We definitely need balance, but I would much prefer regular good sex (at home or at the office -I don't much care, as long as it's good). Are there still actual companies who treat you that well out there at this day in age? Nowadays, it seems that when it gets to the point that things are so bad you want to leave the company -and you give your notice (two weeks or whatever), the next thing you know there's a police officer & a H.R. person standing beside your desk asking you for keys, blackberry, passkey, ID, etc. Then they escort you out of the building and tell you that they'll call you when you can come to pick up your personal things (after they have gone through everything to make sure that you're not stealing company effects). There is no love, no "what can we do to make you feel better?" or "what reason do you have for leaving" or whatever -not anymore, we're all expendable now.

CharlieSpencer
CharlieSpencer

"...I would much prefer regular good sex (at home or at the office -I don't much care, as long as it's good)." I can only remember one occasion when it was only OK. My wife agreed so we left that sofa behind when we moved.

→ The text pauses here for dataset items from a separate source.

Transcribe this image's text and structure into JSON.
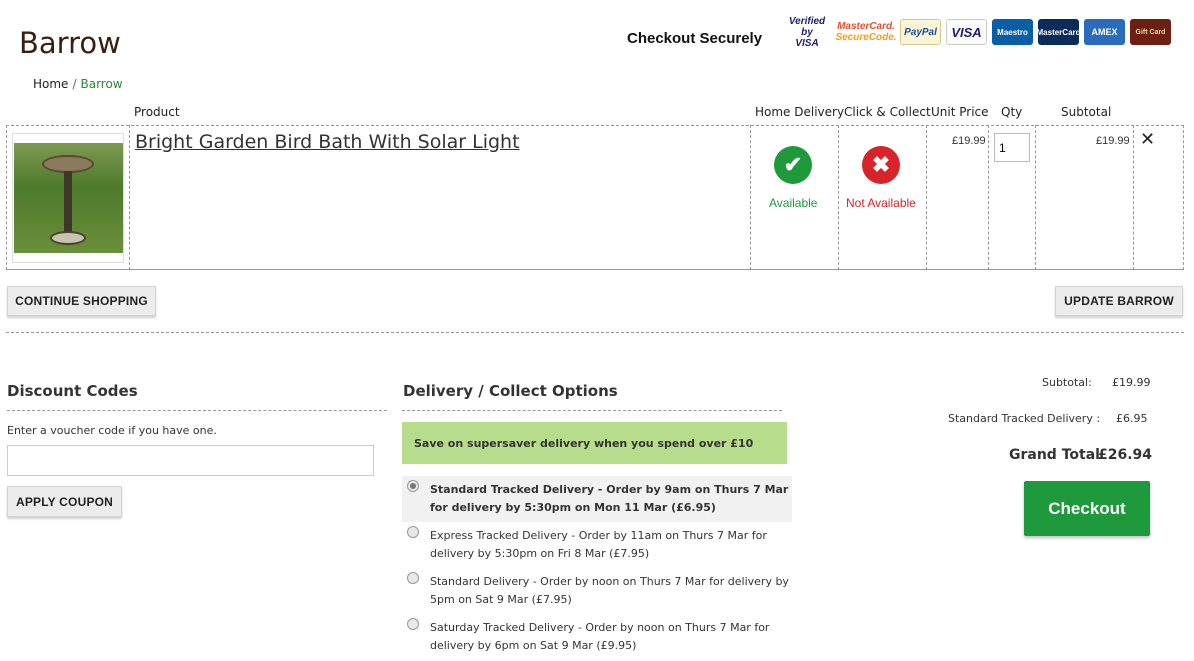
{
  "header": {
    "title": "Barrow",
    "checkout_securely": "Checkout Securely",
    "payment_logos": {
      "vbv_line1": "Verified by",
      "vbv_line2": "VISA",
      "mc_line1": "MasterCard.",
      "mc_line2": "SecureCode.",
      "paypal": "PayPal",
      "visa": "VISA",
      "maestro": "Maestro",
      "mastercard": "MasterCard",
      "amex": "AMEX",
      "gift": "Gift Card"
    }
  },
  "breadcrumb": {
    "home": "Home",
    "separator": "/",
    "current": "Barrow"
  },
  "table": {
    "headers": {
      "product": "Product",
      "home_delivery": "Home Delivery",
      "click_collect": "Click & Collect",
      "unit_price": "Unit Price",
      "qty": "Qty",
      "subtotal": "Subtotal"
    },
    "row": {
      "name": "Bright Garden Bird Bath With Solar Light",
      "home_delivery_status": "Available",
      "click_collect_status": "Not Available",
      "unit_price": "£19.99",
      "qty": "1",
      "subtotal": "£19.99",
      "remove": "✕"
    }
  },
  "buttons": {
    "continue_shopping": "CONTINUE SHOPPING",
    "update_barrow": "UPDATE BARROW",
    "apply_coupon": "APPLY COUPON",
    "checkout": "Checkout"
  },
  "discount": {
    "title": "Discount Codes",
    "hint": "Enter a voucher code if you have one.",
    "value": ""
  },
  "delivery": {
    "title": "Delivery / Collect Options",
    "promo": "Save on supersaver delivery when you spend over £10",
    "options": [
      {
        "label": "Standard Tracked Delivery - Order by 9am on Thurs 7 Mar for delivery by 5:30pm on Mon 11 Mar (£6.95)",
        "selected": true
      },
      {
        "label": "Express Tracked Delivery - Order by 11am on Thurs 7 Mar for delivery by 5:30pm on Fri 8 Mar (£7.95)",
        "selected": false
      },
      {
        "label": "Standard Delivery - Order by noon on Thurs 7 Mar for delivery by 5pm on Sat 9 Mar (£7.95)",
        "selected": false
      },
      {
        "label": "Saturday Tracked Delivery - Order by noon on Thurs 7 Mar for delivery by 6pm on Sat 9 Mar (£9.95)",
        "selected": false
      }
    ]
  },
  "summary": {
    "subtotal_label": "Subtotal:",
    "subtotal_value": "£19.99",
    "delivery_label": "Standard Tracked Delivery :",
    "delivery_value": "£6.95",
    "grand_total_label": "Grand Total",
    "grand_total_value": "£26.94"
  },
  "colors": {
    "accent_green": "#1e9a3c",
    "error_red": "#d8232a",
    "promo_green": "#b7dc8c",
    "title_brown": "#3b1f12"
  }
}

Other than that it's always been at least 'good'.

maecuff
maecuff

If work is better than sex, then you either have a VERY stimulating job, or, your sex life needs some improvement. GG..good luck with getting a life! I'm going to stick with finding contentment with where I am now (a hard task) and losing a little weight.

jdclyde
jdclyde

If your job is better than sex, clearly you are NOT doing the sex part correctly. John, you DO know it is better when your not alone, right? ;\

LocoLobo
LocoLobo

There is some truth to it. Sometimes you do feel appreciated more at work than home. But I agree with you; Work to live not live to work.

SObaldrick
SObaldrick

.. work is life. To get paid for doing what I enjoy doing most in life .. IS life. I used to be envious of professional footballers back home. They make a fortune for doing what I would pay to do in my spare time. I have found a job that allows me to have fun and get paid for it. That's life. Les.

LocoLobo
LocoLobo

do you work to live? Or do you live to work? :)

Canuckster
Canuckster

Unless you work in the sex trade.

shady108
shady108

id hate to see the women youve been sleeping with :)

Forum Surfer
Forum Surfer

I haven't read the article yet, but whatever it is can't be better than sex. :) The only thing in life better than sex are your children...which are a direct product of said sex, so sex is still on top. Was that a pun? :)

SObaldrick
SObaldrick

.. given the choice between my current job and sex, i'll take my job. Is that sad? I love my job, it's less emotional than sex and doesn't make anywhere as much mess. Les.

jdclyde
jdclyde

No big deal, until your not getting any..... :0

shaky1967
shaky1967

Just how much mess do you make, and can you expand on how?